En ese lugar existían cuatro ciudades españolas que fueron fundadas en la época de la colonia. El Barco II, Córdoba del Calchaquí, San Clemente de la nueva Sevilla y Nuestra Señora de la Guadalupe; se llamaron estas localidades españolas que con el tiempo fueron desapareciendo sucesivamente por la vigorosa y tenaz defensa de las naciones originarias.
A pesar de estos sucesos y del inminente paso del tiempo, hoy se puede decir que San Carlos logró conservar, casi intacto, mucho del aspecto arquitectónico de sus casas, de ladrillo y adobe, de sus angostas calles y de su antigua fachada perteneciente a los siglos XVII.

Iglesia en San Carlos- Salta
Los jesuitas también habitaron estas tierras y en 1630 una misión bajo la advocación de San Carlos de Borromeo, dio origen a este hermoso pueblo. La localidad fue la más importante población vallista durante la época de la independencia e incluso pudo haber sido capital de la provincia de Salta, gracias a la importancia política y económica que adquirió en ese momento histórico.
En 1813 lamentablemente las tropas realistas, al mando del General Tristán, saquearon y destruyeron el pueblo. La intención de esta masacre fue que San Carlos no cayera en poder de las fuerzas patriotas que después de la Batalla de Tucumán comenzaron a encaminarse hacia Salta.
El militar tucumano y líder del partido unitario; General Gregorio Aráoz de Lamadrid fue auxiliado en la localidad en 1817. Lamadrid, que había sido enviado hacia el Alto Perú con el objetivo de obstaculizar el avance del Ejercito Real del Alto Perú fue apoyado y acogido por el pueblo durante la travesía.

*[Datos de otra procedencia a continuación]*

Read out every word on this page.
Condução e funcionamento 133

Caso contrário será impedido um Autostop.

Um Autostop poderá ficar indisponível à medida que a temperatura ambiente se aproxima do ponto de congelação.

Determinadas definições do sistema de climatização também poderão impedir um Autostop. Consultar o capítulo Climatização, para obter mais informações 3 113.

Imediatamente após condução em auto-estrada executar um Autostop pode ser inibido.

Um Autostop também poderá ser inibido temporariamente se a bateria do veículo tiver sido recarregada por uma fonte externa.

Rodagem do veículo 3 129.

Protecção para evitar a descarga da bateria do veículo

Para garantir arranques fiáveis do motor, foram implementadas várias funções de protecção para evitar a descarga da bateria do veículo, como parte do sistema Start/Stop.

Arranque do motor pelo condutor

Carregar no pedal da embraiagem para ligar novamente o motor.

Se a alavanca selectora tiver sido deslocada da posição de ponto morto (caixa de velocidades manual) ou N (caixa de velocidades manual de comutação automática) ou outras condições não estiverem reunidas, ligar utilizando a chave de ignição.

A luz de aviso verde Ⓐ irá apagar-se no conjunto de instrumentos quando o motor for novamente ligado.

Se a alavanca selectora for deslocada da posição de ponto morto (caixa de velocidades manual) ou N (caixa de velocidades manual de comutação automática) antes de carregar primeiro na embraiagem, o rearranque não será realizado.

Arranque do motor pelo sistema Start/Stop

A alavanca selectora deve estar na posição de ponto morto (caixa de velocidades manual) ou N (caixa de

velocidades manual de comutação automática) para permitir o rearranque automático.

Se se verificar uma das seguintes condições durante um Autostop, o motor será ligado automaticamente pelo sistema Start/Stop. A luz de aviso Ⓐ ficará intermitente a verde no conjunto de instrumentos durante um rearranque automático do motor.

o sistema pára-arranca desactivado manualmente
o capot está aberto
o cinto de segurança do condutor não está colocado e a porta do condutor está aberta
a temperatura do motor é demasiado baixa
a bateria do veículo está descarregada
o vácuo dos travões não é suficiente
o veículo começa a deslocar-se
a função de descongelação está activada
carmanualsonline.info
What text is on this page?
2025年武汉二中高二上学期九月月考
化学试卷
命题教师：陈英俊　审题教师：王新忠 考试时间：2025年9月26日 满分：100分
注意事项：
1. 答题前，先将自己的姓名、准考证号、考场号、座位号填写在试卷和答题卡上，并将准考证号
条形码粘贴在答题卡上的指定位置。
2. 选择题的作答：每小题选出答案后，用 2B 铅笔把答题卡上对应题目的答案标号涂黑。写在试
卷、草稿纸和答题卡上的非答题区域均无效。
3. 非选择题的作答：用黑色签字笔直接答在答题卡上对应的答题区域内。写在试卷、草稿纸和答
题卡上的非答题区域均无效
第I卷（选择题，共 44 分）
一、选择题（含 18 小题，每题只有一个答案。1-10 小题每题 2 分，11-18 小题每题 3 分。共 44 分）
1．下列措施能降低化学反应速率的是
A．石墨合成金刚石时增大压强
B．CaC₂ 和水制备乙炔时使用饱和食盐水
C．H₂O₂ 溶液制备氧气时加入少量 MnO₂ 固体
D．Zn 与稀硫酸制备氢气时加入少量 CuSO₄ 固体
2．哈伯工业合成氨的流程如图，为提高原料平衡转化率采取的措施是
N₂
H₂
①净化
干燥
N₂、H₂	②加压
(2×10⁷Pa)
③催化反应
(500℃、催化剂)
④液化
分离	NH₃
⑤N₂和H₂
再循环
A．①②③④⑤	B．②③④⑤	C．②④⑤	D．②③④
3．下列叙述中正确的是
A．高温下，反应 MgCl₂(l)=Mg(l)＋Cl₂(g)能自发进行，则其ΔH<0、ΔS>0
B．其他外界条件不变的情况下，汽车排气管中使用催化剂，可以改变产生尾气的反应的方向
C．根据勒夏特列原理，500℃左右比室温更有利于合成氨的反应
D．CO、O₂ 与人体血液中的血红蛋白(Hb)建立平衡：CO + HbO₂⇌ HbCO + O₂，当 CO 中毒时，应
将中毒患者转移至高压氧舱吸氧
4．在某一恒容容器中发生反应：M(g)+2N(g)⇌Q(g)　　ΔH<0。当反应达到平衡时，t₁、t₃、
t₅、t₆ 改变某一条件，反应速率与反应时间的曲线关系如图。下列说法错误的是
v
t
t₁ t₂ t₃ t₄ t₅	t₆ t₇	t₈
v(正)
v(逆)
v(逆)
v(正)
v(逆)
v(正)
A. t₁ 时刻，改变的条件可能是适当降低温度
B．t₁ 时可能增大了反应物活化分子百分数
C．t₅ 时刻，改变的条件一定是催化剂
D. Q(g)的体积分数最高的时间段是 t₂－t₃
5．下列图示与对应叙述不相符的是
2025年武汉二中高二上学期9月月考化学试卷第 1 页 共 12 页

San Carlos se caracteriza por recibir muchos turistas de diferentes lugares permanentemente, son varios los lugares que el lugar ofrece para visitar y conocer. A 3 kilómetros se encuentra la Cascada de Celia; esta hermosa caída de agua en el Canal de los Sauces es una muy linda propuesta y se encuentra rodeada de grandes y robustos álamos.
Vivienda típica en San Carlos- Salta
A 12 kilómetros del pueblo se halla San Lucas, un hermoso caserío muy interesante y tentador por los higos y las nueces que naturalmente crecen y abundan allí. El río Calchaquí y el Dique Las Tijeras, que se encuentran muy cerca también, son dos sitios cautivadores para quienes disfrutan de la pesca.
El pintoresco pueblo de San Carlos también cuenta con seductores y característicos edificios. El Museo del pueblo, exhibe colecciones arqueológicas de los períodos incaicos, hispano indígena, pre - cerámico y agro alfarero. La iglesia de San Carlos Borromeo, que data del año 1801 y fue levantado por el Maestre de Campo Fernando de Lisperguer y Aguirre, es otro fascinante edificación que conquista a miles.
Para quien deseen visitar San Carlos, lo más recomendable es estar atento a los festivales y las ferias que se realizan allí para poder participar de ellas. La fiesta del Barro Calchaquí, el Festival Artesanal de los Valles y la fiesta de su patrono San Carlos Borromeo, el 4 de noviembre, son algunas de las celebraciones más populares del lugar. Sus artesanías de tela, cuero, cerámica y sus exquisitos vinos regionales; son algunas de sus cautivadoras particularidades que hacen de San Carlos un increíble y hermoso lugar. Visitar el pueblo en el mes de febrero es resguardarse diversión y festividad de manera segura, ya que es posible participar del auténtico carnaval vallista, y ser uno más de los numerosos copleros, murgueros y bailarines que se hacen presentes allí.